Ansonsten muss ich mir jetzt mal dringend konkrete Gedanken über die Gestaltung machen, bevor ich die Erde von rechts nach links wälze und dann doch wieder auf der rechten Seite brauche. Dann muss das Material durchgerechnet und im Baumarkt bestellt werden. Ein Sitzplatz mit regensicherem Dach soll hin, ein gepflasterter Kreis aus kleinen Basaltsteinen und ein paar Pflanzen, die auch bei wenig Wasser wild wuchern und alles malerisch zuwachsen lassen. Achja - und ein Grill.

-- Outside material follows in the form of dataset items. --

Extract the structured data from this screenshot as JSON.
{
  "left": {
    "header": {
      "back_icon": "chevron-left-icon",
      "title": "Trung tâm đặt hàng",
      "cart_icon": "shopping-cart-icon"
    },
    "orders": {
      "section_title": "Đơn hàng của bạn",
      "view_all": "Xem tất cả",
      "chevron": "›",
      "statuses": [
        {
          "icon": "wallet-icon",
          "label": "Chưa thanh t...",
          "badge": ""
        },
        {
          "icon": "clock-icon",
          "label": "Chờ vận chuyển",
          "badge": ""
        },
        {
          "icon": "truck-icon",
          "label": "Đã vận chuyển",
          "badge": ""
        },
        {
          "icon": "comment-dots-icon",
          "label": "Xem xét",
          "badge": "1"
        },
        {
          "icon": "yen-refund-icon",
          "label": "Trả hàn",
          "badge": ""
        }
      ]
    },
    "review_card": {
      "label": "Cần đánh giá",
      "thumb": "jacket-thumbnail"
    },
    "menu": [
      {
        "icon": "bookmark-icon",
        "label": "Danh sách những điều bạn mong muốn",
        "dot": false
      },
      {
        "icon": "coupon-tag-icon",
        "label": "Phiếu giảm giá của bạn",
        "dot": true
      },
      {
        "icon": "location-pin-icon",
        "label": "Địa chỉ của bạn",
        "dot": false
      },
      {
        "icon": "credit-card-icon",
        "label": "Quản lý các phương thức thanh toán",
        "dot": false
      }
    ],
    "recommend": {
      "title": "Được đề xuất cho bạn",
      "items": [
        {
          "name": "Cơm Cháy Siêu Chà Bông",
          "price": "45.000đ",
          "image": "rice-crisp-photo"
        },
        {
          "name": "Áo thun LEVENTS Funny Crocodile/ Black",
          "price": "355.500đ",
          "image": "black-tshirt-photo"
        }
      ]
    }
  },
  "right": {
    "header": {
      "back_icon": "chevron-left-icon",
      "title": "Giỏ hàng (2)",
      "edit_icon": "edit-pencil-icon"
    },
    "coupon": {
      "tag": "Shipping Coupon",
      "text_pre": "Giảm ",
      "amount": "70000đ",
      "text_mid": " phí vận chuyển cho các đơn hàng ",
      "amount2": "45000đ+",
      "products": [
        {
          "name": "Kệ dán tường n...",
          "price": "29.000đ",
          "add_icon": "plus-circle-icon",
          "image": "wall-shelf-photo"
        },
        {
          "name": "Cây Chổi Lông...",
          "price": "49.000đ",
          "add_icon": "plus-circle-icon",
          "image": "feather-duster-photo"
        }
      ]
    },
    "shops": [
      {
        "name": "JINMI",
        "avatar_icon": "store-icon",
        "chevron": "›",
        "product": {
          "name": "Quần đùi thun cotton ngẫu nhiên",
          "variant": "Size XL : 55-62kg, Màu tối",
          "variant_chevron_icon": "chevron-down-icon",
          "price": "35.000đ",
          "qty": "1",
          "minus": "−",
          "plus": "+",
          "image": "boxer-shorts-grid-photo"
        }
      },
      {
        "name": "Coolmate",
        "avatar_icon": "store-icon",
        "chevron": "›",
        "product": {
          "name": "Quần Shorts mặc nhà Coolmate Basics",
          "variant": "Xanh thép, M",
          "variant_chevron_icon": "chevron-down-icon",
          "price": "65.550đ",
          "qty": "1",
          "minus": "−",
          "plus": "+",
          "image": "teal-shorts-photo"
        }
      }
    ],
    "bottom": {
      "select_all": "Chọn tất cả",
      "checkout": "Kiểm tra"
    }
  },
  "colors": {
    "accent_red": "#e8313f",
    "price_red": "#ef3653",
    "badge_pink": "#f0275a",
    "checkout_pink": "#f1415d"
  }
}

Wenn ich zwischendurch Betonplatten nach oben schleppe und dabei daran denke, was noch alles zu tun ist, wie viel Sand, Kies und Material noch nach oben zu wuchten ist, überlege ich, ob ich wirklich einen Grillplatz brauche. Schon nach fünf Betonplatten finde ich, dass man Würstchen auch in der Pfanne braten kann.